While all of this is very interesting I’ve noticed something else. Most of the really great educators in our trade have gone back to old books to find answers.

Jim Bergmann told me that he went to old books to find answers about carbon luminous flame in old furnaces and boilers.

Text From The Philosophical society of Glasgow 1881

Dan Holohan always speaks about going back to books by “dead men” to learn about steam heating.

Joe Lstiburek (Building Science) talks about going back to very old construction books to learn about capillary action and capillary breaks to prevent moisture intrusion.

Why is that? Why do old books contain information that some of the new ones don’t?

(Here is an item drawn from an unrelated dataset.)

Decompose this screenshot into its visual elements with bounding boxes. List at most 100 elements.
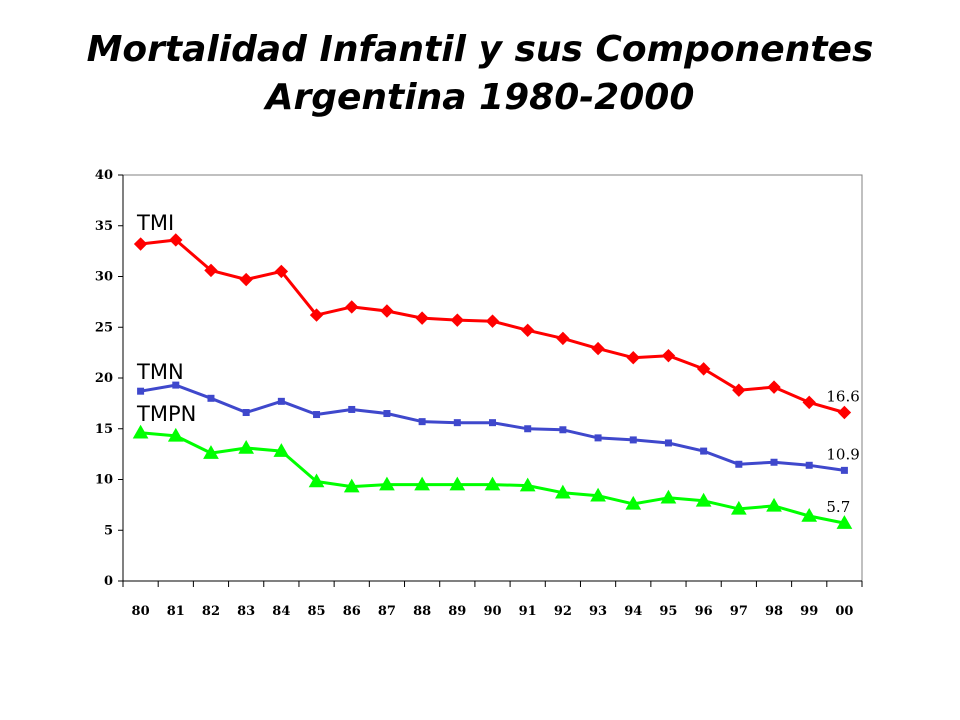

Remember when you played that game of telephone as a kid where you say a phrase to one person and it’s repeated around the circle. By the time it gets back it’s either nothing like the original or a good portion of the information is missing.

That’s what often happens in education.

Those who make significant discoveries, invent practical machines and applications and work out the math are the first educators in a particular field.

Not only do they write about it, but they also LIVED IT.

The generations after that tend to get split, with the educators focusing mostly on the teaching and the field workers focusing mostly on the doing. They both have a piece of the puzzle, but over time the message gets diluted and breaks down until nobody REALLY understands the whole anymore.

We see this in our field today all the time –

Engineers know lots of theory and math but not what commonly goes wrong or the practical elements of the field.

Manufacturers understand their products but not necessarily the application.

Installers know how to assemble systems but not why or how to properly design.

Techs know how to fix “most” problems but really understand the why of a design? Forget about it!

For those of us who really want to understand the work we do we are left with going back to those people long dead who made the discoveries themselves.

The ones who worked in unsafe buildings and grabbed hot wires, and worked in sweltering labs before A/C existed and also the ones who wrote old books.

I just got in a book like that…

Never stop learning, never stop reading old books. Take a look at Ebay and Amazon and let me know the treasures you find.